The race to present and distribute a viable vaccine has dominated the news in recent months. A few days ago, Russian President Vladimir Putin hosted a virtual summit attended by Brazilian President Jair Bolsonaro and South African President Cyril Ramaphosa. Also attending was Chinese President Xi Jinping who offered to cooperate with India to develop a vaccine.

So far, Pfizer and BioNTech have sprinted ahead of other companies in the development of a viable vaccine, while the nation’s top scientist, Dr. Anthony Fauci, said the trial results of the Moderna COVID-19 vaccine is “stunningly impressive.” It’s said to be “94.5-percent effective” according to early data. Johnson & Johnson has begun a two-dose trial of its vaccine and plans to enroll up to 30,000 participants for a comprehensive study.

With COVID-19 claiming some 1.33 million lives worldwide and almost 255,000 in the U.S. and counting—and the WHO speculating that COVID-19 might stay around for years to come—the stakes of vaccine hesitancy are now higher than ever. Winning the fight against COVID-19 won’t happen if a significant number of people refuse to be vaccinated. And yet, based on a Psychology Today study, roughly one-quarter of the U.S. population is already threatening not to use it, suggesting that believers of COVID-19 conspiracy theories are joining forces with believers of anti-vaccine conspiracy theories within a rapidly growing movement intent on mounting a full-scale misinformation war against vaccines.

A few months ago, the conspiracy theory video Plandemic promoted previously debunked claims that SARS-CoV-2 was manmade and that Microsoft co-founder and philanthropist Bill Gates and/or director of the National Institute of Allergy and Infectious Diseases and voice of reason on the White House Coronavirus Task Force, Fauci “deliberately orchestrated” COVID-19 in order to profit from a future vaccine.
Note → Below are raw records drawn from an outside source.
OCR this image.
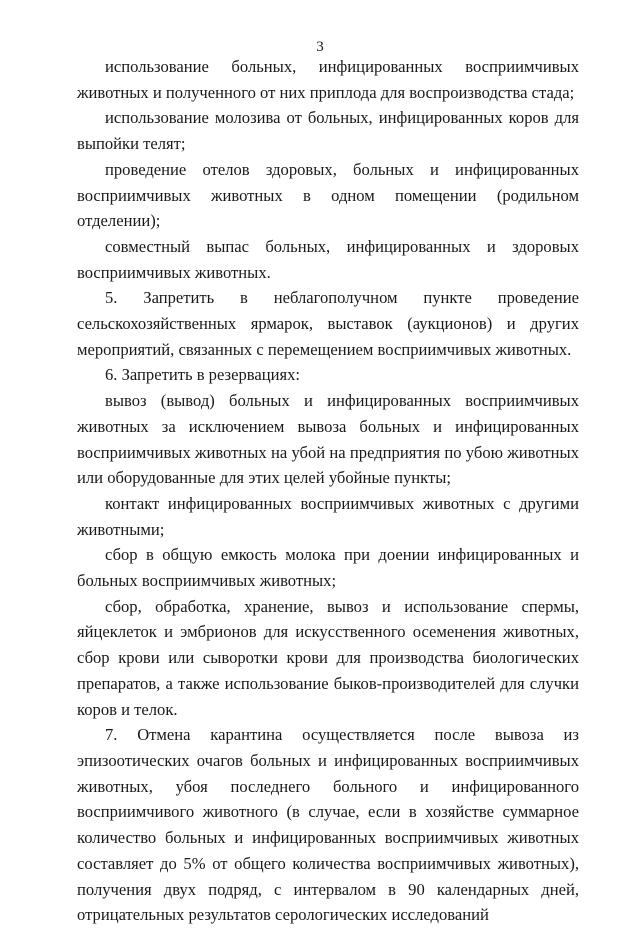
3

использование больных, инфицированных восприимчивых животных и полученного от них приплода для воспроизводства стада;

использование молозива от больных, инфицированных коров для выпойки телят;

проведение отелов здоровых, больных и инфицированных восприимчивых животных в одном помещении (родильном отделении);

совместный выпас больных, инфицированных и здоровых восприимчивых животных.

5. Запретить в неблагополучном пункте проведение сельскохозяйственных ярмарок, выставок (аукционов) и других мероприятий, связанных с перемещением восприимчивых животных.

6. Запретить в резервациях:

вывоз (вывод) больных и инфицированных восприимчивых животных за исключением вывоза больных и инфицированных восприимчивых животных на убой на предприятия по убою животных или оборудованные для этих целей убойные пункты;

контакт инфицированных восприимчивых животных с другими животными;

сбор в общую емкость молока при доении инфицированных и больных восприимчивых животных;

сбор, обработка, хранение, вывоз и использование спермы, яйцеклеток и эмбрионов для искусственного осеменения животных, сбор крови или сыворотки крови для производства биологических препаратов, а также использование быков-производителей для случки коров и телок.

7. Отмена карантина осуществляется после вывоза из эпизоотических очагов больных и инфицированных восприимчивых животных, убоя последнего больного и инфицированного восприимчивого животного (в случае, если в хозяйстве суммарное количество больных и инфицированных восприимчивых животных составляет до 5% от общего количества восприимчивых животных), получения двух подряд, с интервалом в 90 календарных дней, отрицательных результатов серологических исследований
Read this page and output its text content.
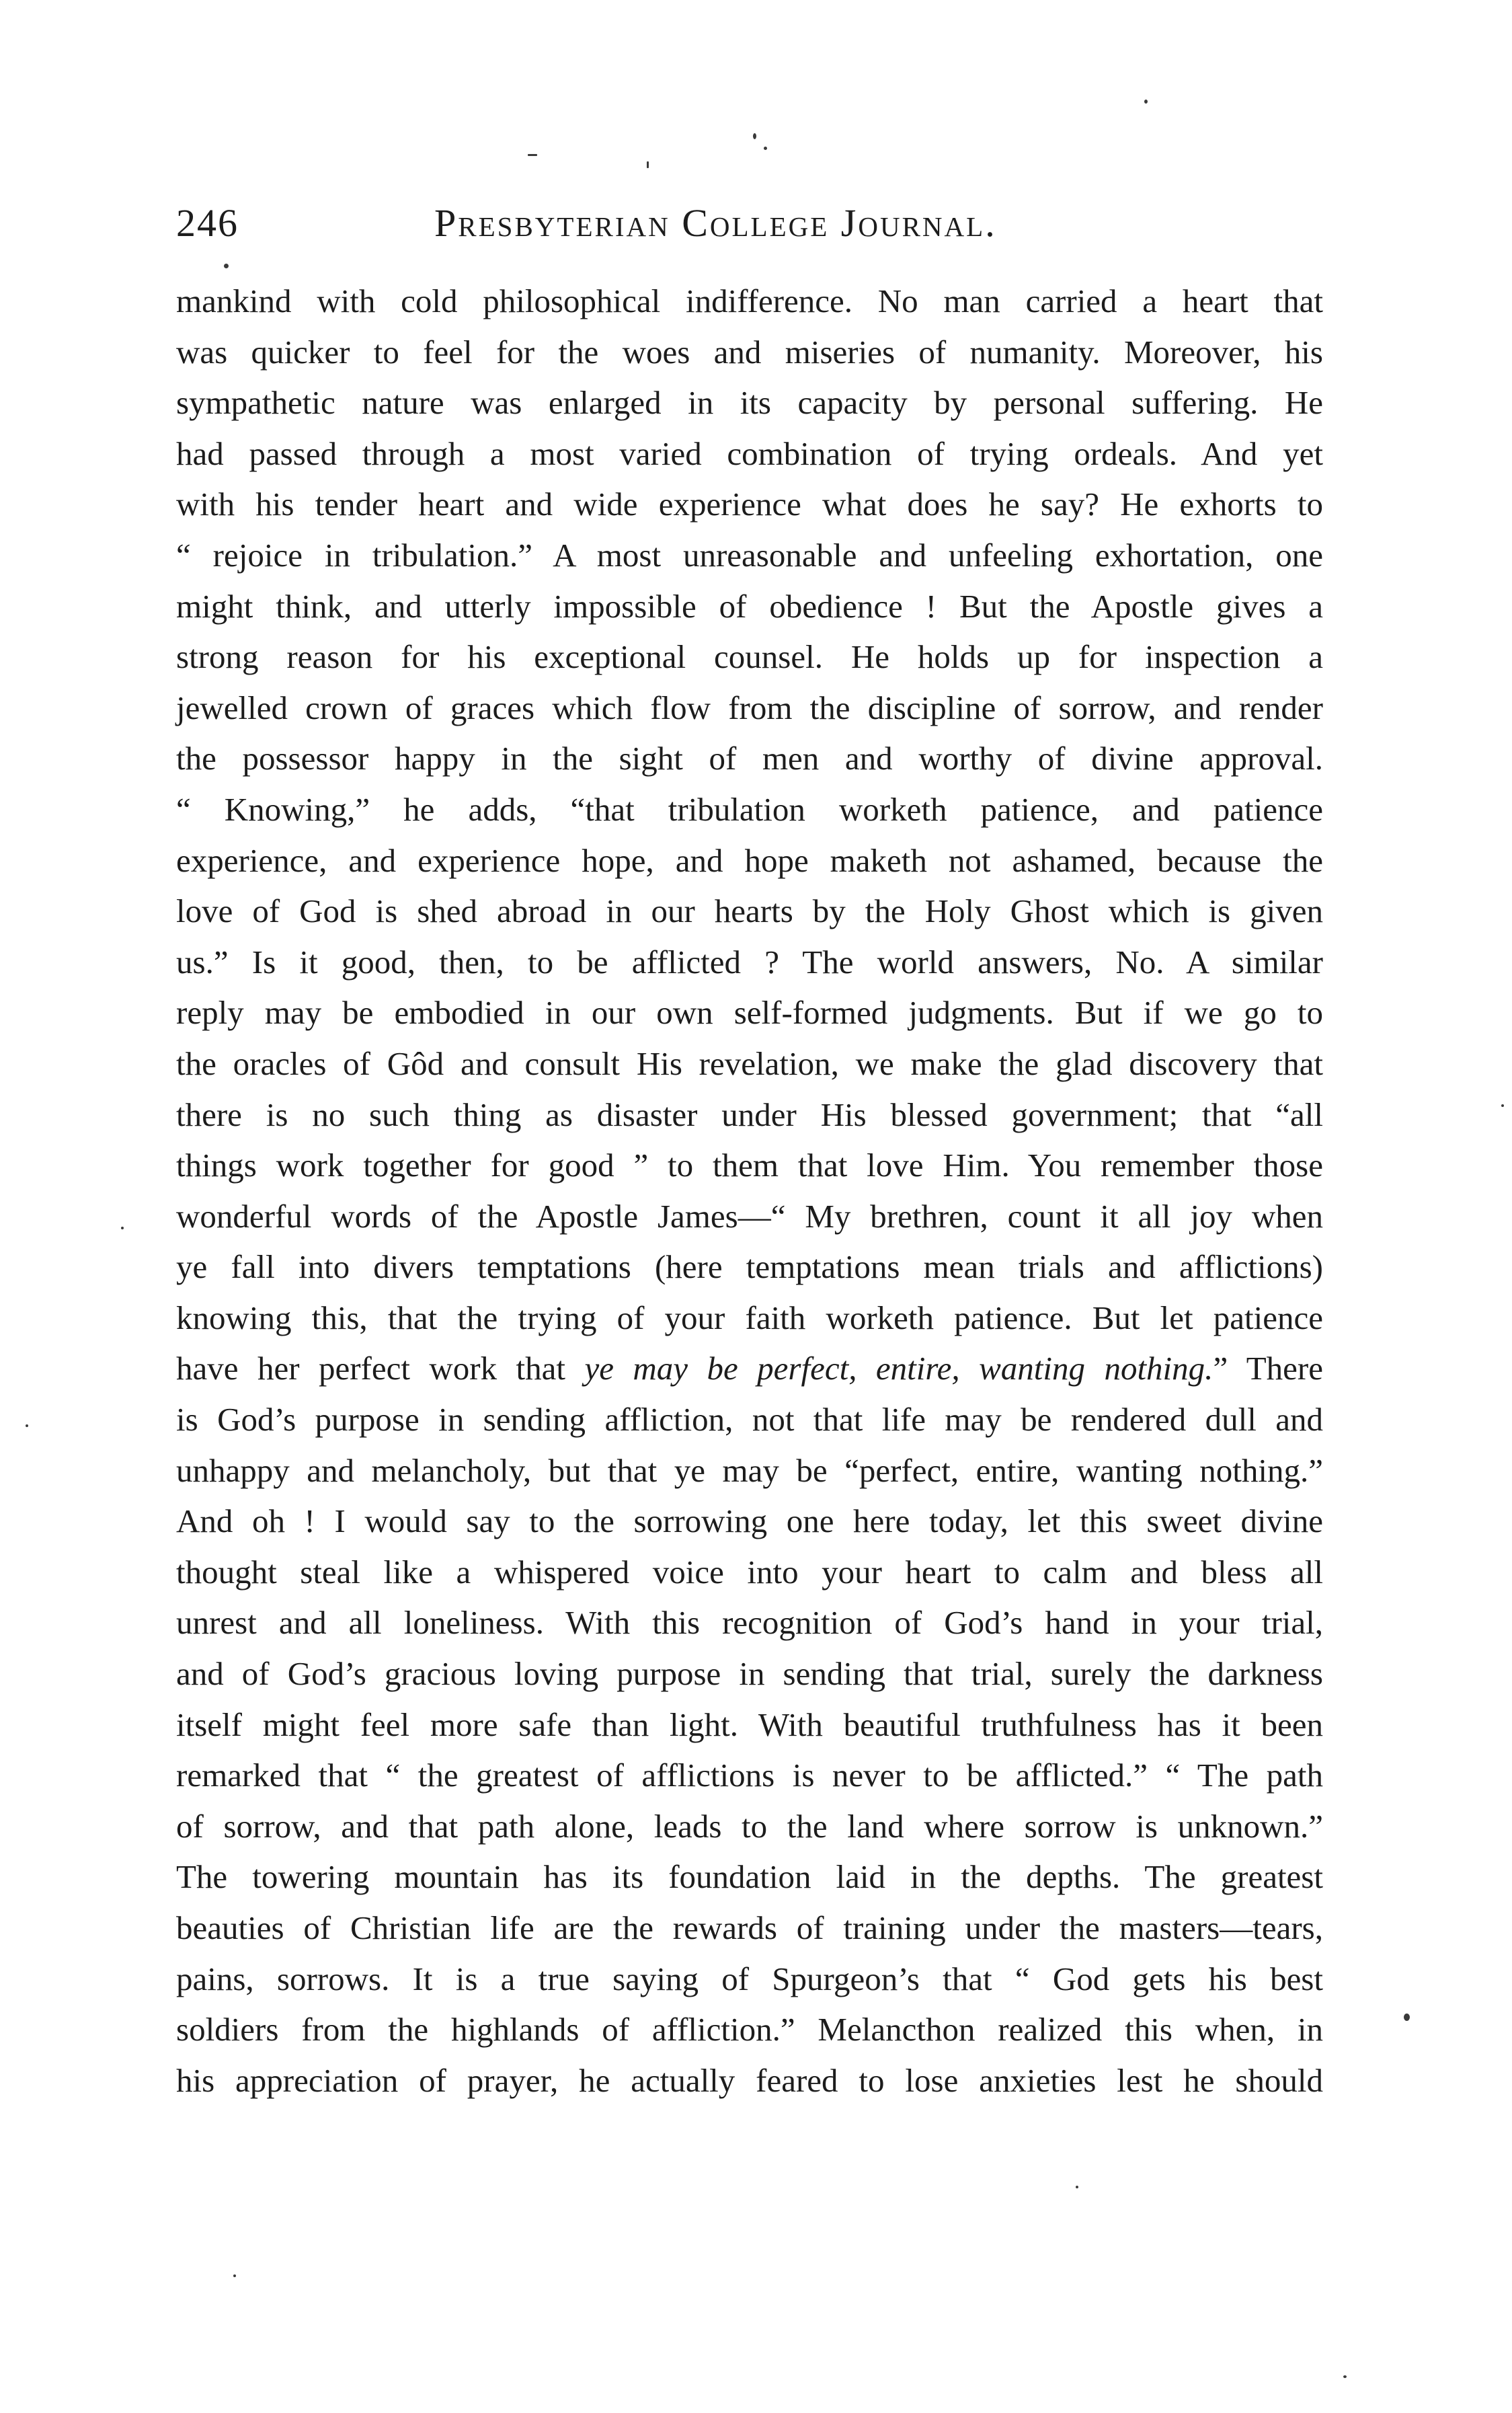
246	Presbyterian College Journal.
mankind with cold philosophical indifference. No man carried a heart that
was quicker to feel for the woes and miseries of numanity. Moreover, his
sympathetic nature was enlarged in its capacity by personal suffering. He
had passed through a most varied combination of trying ordeals. And yet
with his tender heart and wide experience what does he say? He exhorts to
“ rejoice in tribulation.” A most unreasonable and unfeeling exhortation, one
might think, and utterly impossible of obedience ! But the Apostle gives a
strong reason for his exceptional counsel. He holds up for inspection a
jewelled crown of graces which flow from the discipline of sorrow, and render
the possessor happy in the sight of men and worthy of divine approval.
“ Knowing,” he adds, “that tribulation worketh patience, and patience
experience, and experience hope, and hope maketh not ashamed, because the
love of God is shed abroad in our hearts by the Holy Ghost which is given
us.” Is it good, then, to be afflicted ? The world answers, No. A similar
reply may be embodied in our own self-formed judgments. But if we go to
the oracles of Gôd and consult His revelation, we make the glad discovery that
there is no such thing as disaster under His blessed government; that “all
things work together for good ” to them that love Him. You remember those
wonderful words of the Apostle James—“ My brethren, count it all joy when
ye fall into divers temptations (here temptations mean trials and afflictions)
knowing this, that the trying of your faith worketh patience. But let patience
have her perfect work that ye may be perfect, entire, wanting nothing.” There
is God’s purpose in sending affliction, not that life may be rendered dull and
unhappy and melancholy, but that ye may be “perfect, entire, wanting nothing.”
And oh ! I would say to the sorrowing one here today, let this sweet divine
thought steal like a whispered voice into your heart to calm and bless all
unrest and all loneliness. With this recognition of God’s hand in your trial,
and of God’s gracious loving purpose in sending that trial, surely the darkness
itself might feel more safe than light. With beautiful truthfulness has it been
remarked that “ the greatest of afflictions is never to be afflicted.” “ The path
of sorrow, and that path alone, leads to the land where sorrow is unknown.”
The towering mountain has its foundation laid in the depths. The greatest
beauties of Christian life are the rewards of training under the masters—tears,
pains, sorrows. It is a true saying of Spurgeon’s that “ God gets his best
soldiers from the highlands of affliction.” Melancthon realized this when, in
his appreciation of prayer, he actually feared to lose anxieties lest he should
It was watched by millions before being removed by social media platforms like YouTube and Facebook as false and potentially dangerous misinformation, but it continues to circulate online, with conspiratorially-minded people taking its removal from the mainstream as paradoxical proof that it must be true.

While Gates has been a consistent target of COVID-19 conspiracy theories for months, Fauci has more recently been sucked into the conspiracy theory vortex. For example, some conspiracy theories now falsely claim that Fauci owns patents on a protein that forms part of SARS-CoV-2, implying that he might have some motive for creation of the virus.
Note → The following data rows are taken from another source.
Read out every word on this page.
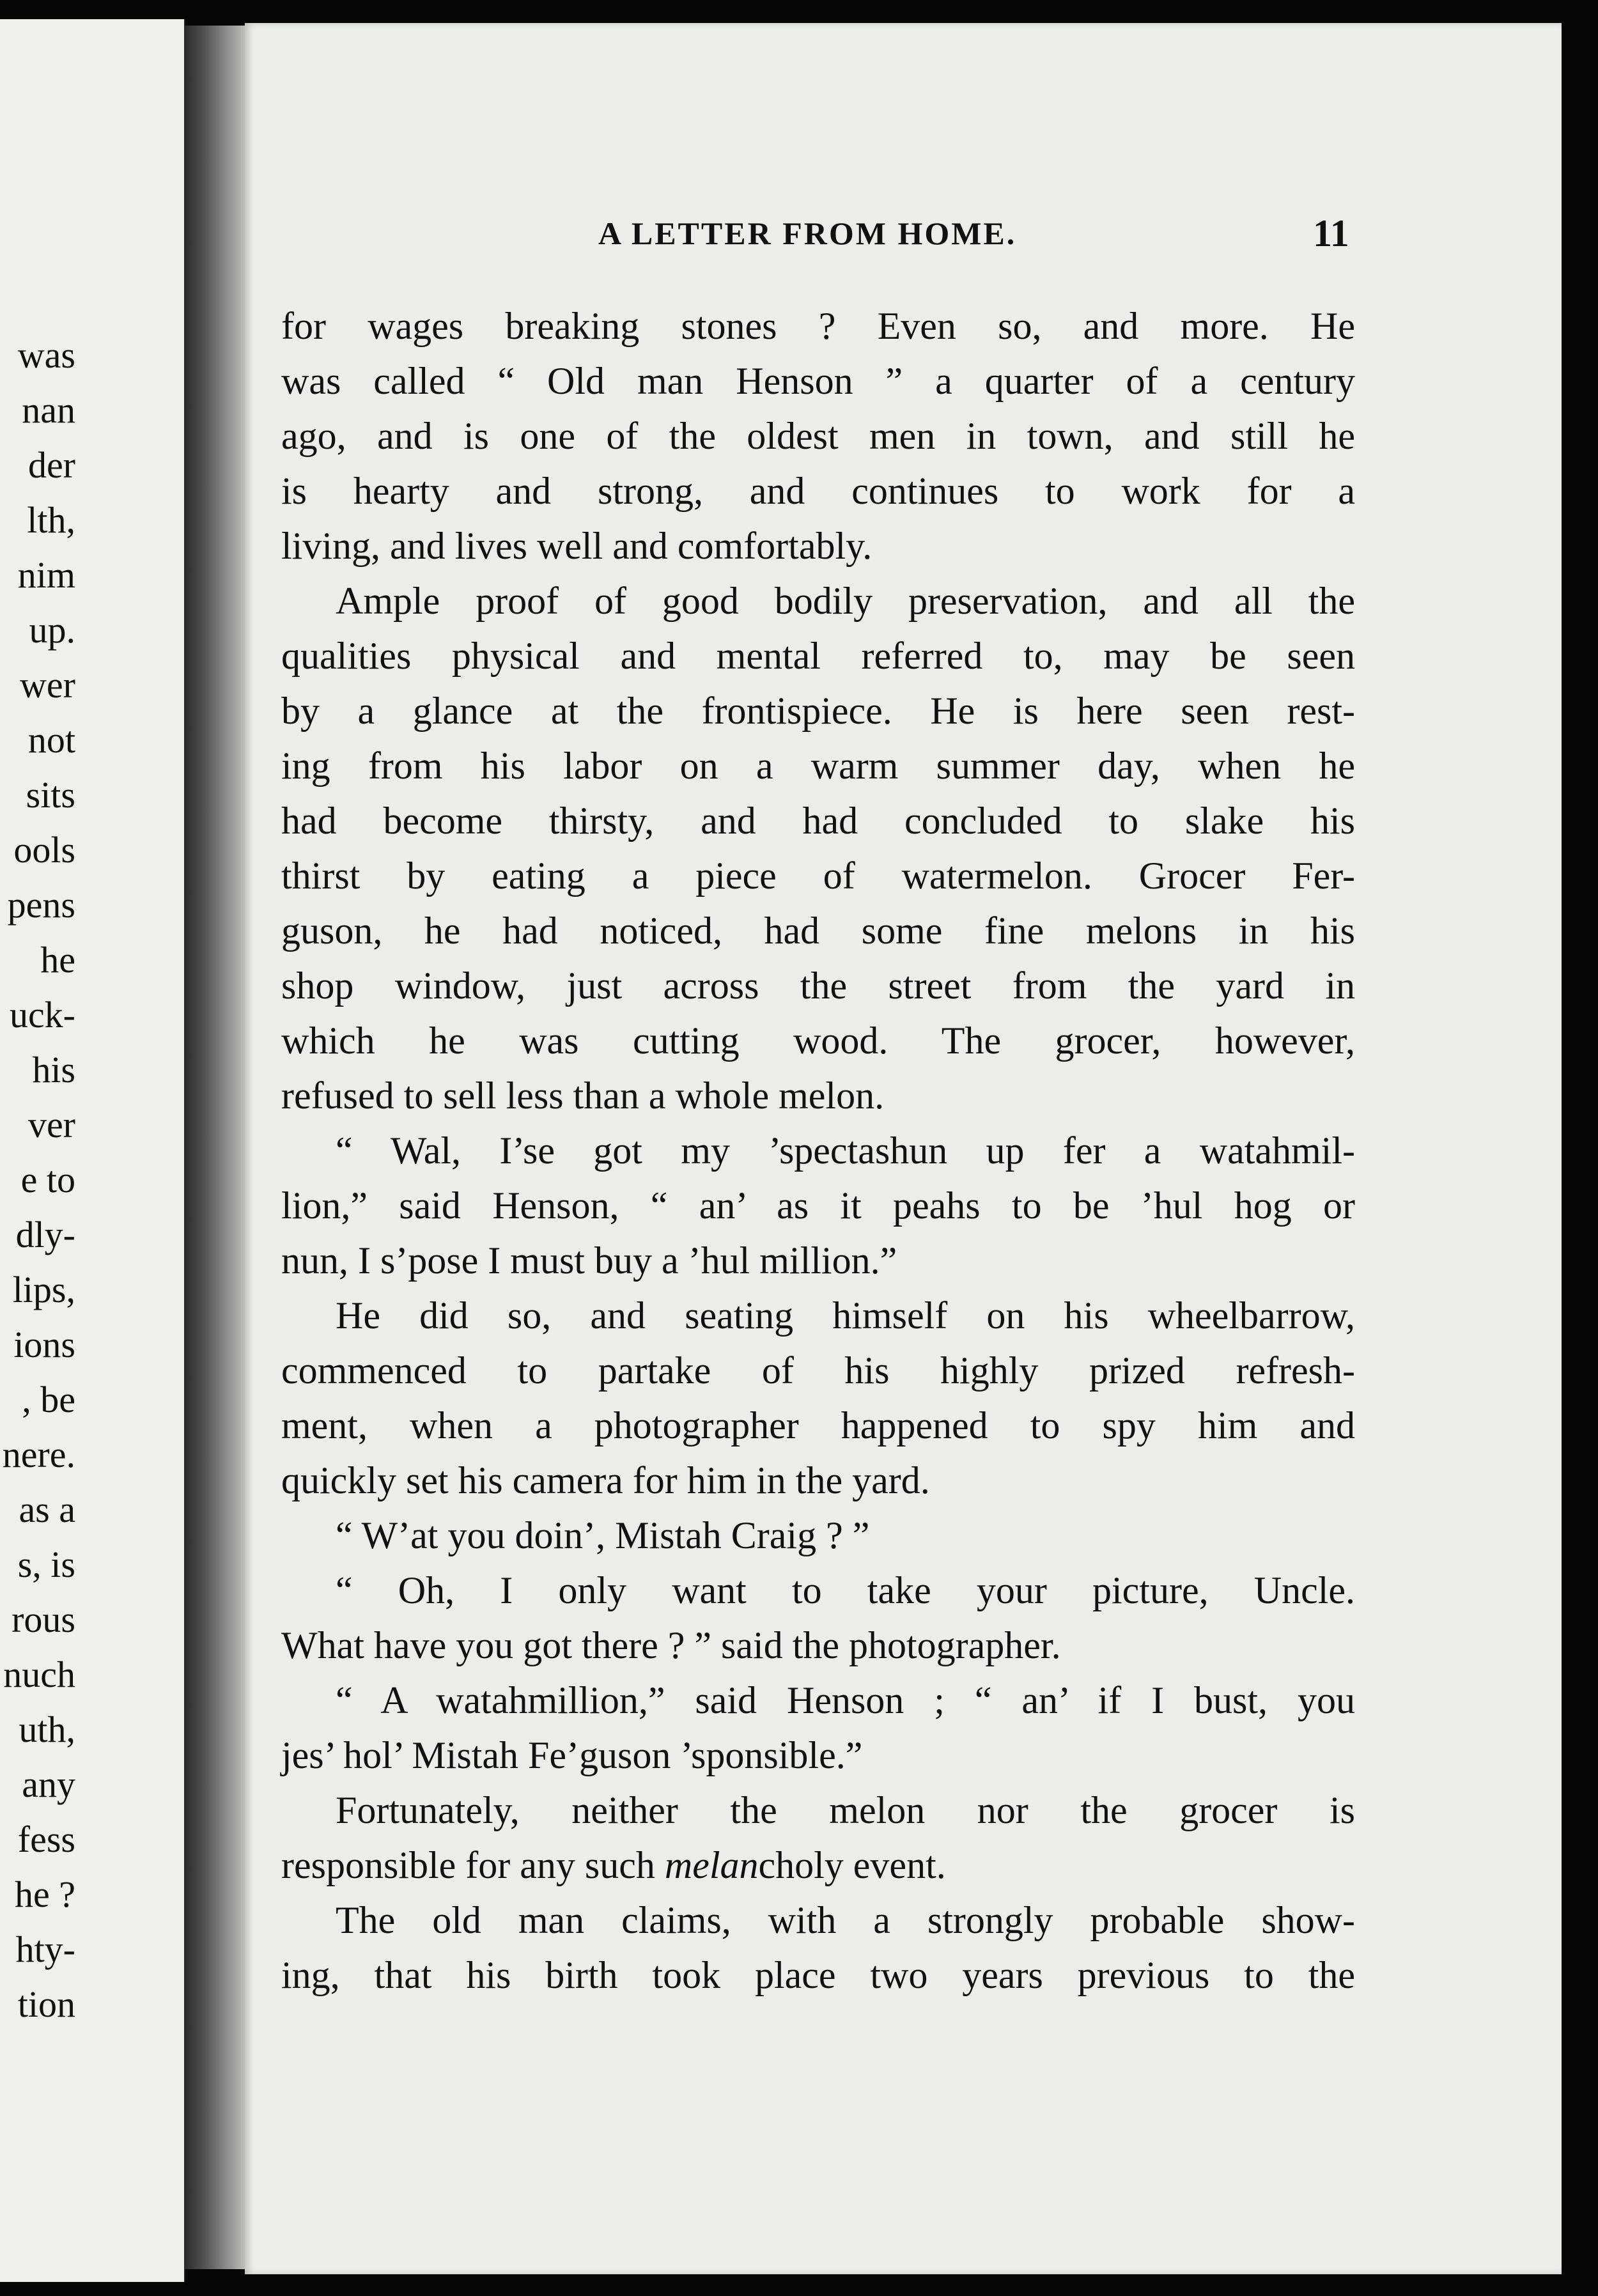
was
nan
der
lth,
nim
up.
wer
not
sits
ools
pens
he
uck-
his
ver
e to
dly-
lips,
ions
, be
nere.
as a
s, is
rous
nuch
uth,
any
fess
he ?
hty-
tion
A LETTER FROM HOME.	11
for wages breaking stones ? Even so, and more. He
was called “ Old man Henson ” a quarter of a century
ago, and is one of the oldest men in town, and still he
is hearty and strong, and continues to work for a
living, and lives well and comfortably.
Ample proof of good bodily preservation, and all the
qualities physical and mental referred to, may be seen
by a glance at the frontispiece. He is here seen rest-
ing from his labor on a warm summer day, when he
had become thirsty, and had concluded to slake his
thirst by eating a piece of watermelon. Grocer Fer-
guson, he had noticed, had some fine melons in his
shop window, just across the street from the yard in
which he was cutting wood. The grocer, however,
refused to sell less than a whole melon.
“ Wal, I’se got my ’spectashun up fer a watahmil-
lion,” said Henson, “ an’ as it peahs to be ’hul hog or
nun, I s’pose I must buy a ’hul million.”
He did so, and seating himself on his wheelbarrow,
commenced to partake of his highly prized refresh-
ment, when a photographer happened to spy him and
quickly set his camera for him in the yard.
“ W’at you doin’, Mistah Craig ? ”
“ Oh, I only want to take your picture, Uncle.
What have you got there ? ” said the photographer.
“ A watahmillion,” said Henson ; “ an’ if I bust, you
jes’ hol’ Mistah Fe’guson ’sponsible.”
Fortunately, neither the melon nor the grocer is
responsible for any such melancholy event.
The old man claims, with a strongly probable show-
ing, that his birth took place two years previous to the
While institutions like the WHO and the Centers for Disease Control and Prevention (CDC) have attempted to counter the medical “infodemic” with reliable and accurate information about vaccines and now COVID-19, recent evidence suggests they’re fighting a losing battle. New research submitted by Psychology Today has suggested that anti-vaccine Facebook pages outnumber pro-vaccine pages more than 2:1 with followers growing more rapidly and interacting to other groups with potential ideological overlap, such as groups focused on “wellness” or more generalized safety concerns.